My hon. Friend will be aware that the NMC itself has instigated an inquiry into the criticisms that he outlined. As I understand it, that will include asking an independent, external party to investigate the charge of institutional racism. I understand that the NMC has invited him to meet its members, visit the organisation and discuss his concerns. However, given the seriousness of the breakdown of relationships within the NMC and the level of concern expressed by hon. Members, an internal inquiry is not likely to satisfy the NMC’s critics. That is why I will write today to the Council for Healthcare Regulatory Excellence and the Charity Commission to encourage them to play a role in resolving the long-standing problems at the NMC.

The Council for Healthcare Regulatory Excellence is the independent umbrella body that oversees the operation of the various health professions’ regulatory bodies.
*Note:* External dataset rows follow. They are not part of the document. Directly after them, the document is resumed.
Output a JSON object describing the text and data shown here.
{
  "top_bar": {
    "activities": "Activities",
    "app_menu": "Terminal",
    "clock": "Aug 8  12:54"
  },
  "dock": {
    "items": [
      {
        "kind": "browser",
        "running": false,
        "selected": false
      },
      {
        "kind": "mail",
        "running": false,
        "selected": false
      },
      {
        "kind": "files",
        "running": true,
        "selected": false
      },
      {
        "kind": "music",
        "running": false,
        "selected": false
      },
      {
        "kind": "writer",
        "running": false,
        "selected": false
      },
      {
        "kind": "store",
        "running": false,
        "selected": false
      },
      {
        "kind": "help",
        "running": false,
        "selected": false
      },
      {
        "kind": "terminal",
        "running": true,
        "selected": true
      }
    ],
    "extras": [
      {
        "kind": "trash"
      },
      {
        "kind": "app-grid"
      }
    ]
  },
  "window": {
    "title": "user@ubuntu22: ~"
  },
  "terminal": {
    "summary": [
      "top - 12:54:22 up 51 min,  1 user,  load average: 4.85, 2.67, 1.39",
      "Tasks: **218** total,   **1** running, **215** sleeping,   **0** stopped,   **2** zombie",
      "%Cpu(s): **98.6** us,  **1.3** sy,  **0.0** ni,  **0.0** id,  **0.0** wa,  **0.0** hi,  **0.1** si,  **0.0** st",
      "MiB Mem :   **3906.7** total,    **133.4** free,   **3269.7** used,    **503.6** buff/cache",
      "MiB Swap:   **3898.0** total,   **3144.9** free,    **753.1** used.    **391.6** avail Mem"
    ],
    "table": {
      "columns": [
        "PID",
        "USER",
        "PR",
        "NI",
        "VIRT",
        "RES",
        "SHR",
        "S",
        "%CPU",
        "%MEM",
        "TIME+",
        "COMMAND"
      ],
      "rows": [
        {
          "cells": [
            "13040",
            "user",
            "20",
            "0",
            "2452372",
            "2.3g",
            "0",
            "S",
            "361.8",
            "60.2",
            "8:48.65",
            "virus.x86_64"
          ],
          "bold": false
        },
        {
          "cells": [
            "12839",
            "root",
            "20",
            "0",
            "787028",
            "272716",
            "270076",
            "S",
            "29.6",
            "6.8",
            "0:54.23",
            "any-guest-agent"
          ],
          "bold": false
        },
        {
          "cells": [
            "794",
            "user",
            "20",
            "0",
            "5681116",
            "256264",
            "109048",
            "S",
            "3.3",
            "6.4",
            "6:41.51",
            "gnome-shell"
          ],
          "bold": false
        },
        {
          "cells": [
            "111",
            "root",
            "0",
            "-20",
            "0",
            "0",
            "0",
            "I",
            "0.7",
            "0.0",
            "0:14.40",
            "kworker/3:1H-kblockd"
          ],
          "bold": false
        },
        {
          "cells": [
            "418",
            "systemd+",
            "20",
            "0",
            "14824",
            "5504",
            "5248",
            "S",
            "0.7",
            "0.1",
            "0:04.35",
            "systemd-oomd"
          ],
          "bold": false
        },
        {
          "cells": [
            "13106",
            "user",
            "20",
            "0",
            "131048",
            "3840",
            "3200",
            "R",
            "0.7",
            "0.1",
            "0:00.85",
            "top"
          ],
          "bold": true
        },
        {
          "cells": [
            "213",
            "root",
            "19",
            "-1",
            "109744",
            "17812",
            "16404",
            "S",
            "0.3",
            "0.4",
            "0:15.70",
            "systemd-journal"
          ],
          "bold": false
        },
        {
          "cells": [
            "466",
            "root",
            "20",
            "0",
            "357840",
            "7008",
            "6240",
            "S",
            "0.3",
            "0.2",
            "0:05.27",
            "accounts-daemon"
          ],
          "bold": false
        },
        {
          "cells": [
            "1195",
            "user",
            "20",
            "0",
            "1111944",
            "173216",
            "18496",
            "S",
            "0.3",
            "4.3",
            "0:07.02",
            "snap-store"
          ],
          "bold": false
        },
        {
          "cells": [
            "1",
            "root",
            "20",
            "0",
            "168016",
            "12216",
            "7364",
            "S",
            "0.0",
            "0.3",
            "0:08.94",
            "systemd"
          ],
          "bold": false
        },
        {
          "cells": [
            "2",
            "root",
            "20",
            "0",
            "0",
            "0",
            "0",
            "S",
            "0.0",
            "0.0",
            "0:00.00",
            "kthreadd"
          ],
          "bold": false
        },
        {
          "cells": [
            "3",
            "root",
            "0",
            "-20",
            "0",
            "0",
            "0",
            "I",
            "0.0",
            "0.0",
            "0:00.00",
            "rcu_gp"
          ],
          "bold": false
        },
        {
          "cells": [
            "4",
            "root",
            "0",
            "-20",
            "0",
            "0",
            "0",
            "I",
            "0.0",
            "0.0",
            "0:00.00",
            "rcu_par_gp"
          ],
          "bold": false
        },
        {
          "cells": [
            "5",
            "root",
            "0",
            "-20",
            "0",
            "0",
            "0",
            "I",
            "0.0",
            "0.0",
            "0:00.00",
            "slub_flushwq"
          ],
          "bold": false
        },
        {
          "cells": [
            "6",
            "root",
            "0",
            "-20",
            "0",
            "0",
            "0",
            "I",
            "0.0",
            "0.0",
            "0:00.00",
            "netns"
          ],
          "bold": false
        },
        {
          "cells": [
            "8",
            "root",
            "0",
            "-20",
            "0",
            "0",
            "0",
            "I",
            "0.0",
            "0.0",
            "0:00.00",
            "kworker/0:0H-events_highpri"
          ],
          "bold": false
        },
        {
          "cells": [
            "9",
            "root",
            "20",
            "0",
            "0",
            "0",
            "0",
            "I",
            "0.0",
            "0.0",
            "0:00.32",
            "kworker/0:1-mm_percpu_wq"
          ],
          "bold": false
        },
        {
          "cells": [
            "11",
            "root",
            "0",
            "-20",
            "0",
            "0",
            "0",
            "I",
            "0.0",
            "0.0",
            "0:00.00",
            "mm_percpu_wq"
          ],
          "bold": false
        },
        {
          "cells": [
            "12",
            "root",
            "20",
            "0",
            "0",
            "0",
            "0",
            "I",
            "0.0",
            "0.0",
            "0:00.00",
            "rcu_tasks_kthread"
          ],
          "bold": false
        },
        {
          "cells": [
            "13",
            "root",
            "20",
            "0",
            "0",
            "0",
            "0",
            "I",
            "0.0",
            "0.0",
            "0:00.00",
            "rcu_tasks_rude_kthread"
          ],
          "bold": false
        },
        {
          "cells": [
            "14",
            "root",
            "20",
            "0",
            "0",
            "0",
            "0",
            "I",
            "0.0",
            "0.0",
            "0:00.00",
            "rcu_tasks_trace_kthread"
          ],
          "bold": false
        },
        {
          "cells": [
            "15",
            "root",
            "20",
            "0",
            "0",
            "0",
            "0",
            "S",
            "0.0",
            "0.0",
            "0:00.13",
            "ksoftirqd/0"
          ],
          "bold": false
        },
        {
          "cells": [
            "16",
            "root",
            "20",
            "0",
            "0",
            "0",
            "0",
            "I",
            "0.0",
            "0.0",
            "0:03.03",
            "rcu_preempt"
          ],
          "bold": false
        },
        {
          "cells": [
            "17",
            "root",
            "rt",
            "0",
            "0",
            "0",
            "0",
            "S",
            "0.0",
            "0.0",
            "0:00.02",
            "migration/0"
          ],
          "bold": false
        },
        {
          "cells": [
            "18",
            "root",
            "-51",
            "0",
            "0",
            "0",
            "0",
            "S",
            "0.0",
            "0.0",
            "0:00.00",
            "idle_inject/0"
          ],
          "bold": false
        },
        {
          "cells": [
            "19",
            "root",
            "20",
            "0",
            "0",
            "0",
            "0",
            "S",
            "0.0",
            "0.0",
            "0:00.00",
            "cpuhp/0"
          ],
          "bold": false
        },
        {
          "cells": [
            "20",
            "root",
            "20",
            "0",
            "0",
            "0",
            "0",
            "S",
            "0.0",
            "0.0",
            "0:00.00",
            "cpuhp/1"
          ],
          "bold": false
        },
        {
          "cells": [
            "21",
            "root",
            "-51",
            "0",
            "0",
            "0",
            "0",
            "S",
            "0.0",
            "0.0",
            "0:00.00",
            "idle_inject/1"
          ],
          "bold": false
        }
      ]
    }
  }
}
It is already undertaking its annual performance reviews of all the regulators, the results of which are due to be published in the summer, but because of the seriousness of the situation at the NMC, I will ask the CHRE if it is possible to expedite its review of that organisation, including addressing the crucial question whether the organisation is fulfilling its statutory functions. I understand that a number of people involved in the NMC’s internal rows have asked the Charity Commission to intervene. I welcome that move, and have written today to the Charity Commission to say so.

It important to me as well as to thousands of nurses and midwives that the workings of the NMC and all regulators should be open and transparent. That is crucial to maintaining patient and public confidence. If neither the NMC’s internal processes nor the measures that I have just outlined are sufficient to resolve the problems at the council, the Government would not rule out formally asking the Privy Council to investigate. However, I am sure that my hon. Friend appreciates that that would be a nuclear option.

In the longer term, the Government are taking a number of other measures. My hon. Friend will be aware of the passage through Parliament of the Health and Social Care Bill; indeed, it was on Report that he raised with me his concerns about the NMC. The Bill is part of a programme of legislation on matters relating to professional regulation that the Government introduced after the publication of our White Paper “Trust, Assurance and Safety” in February last year.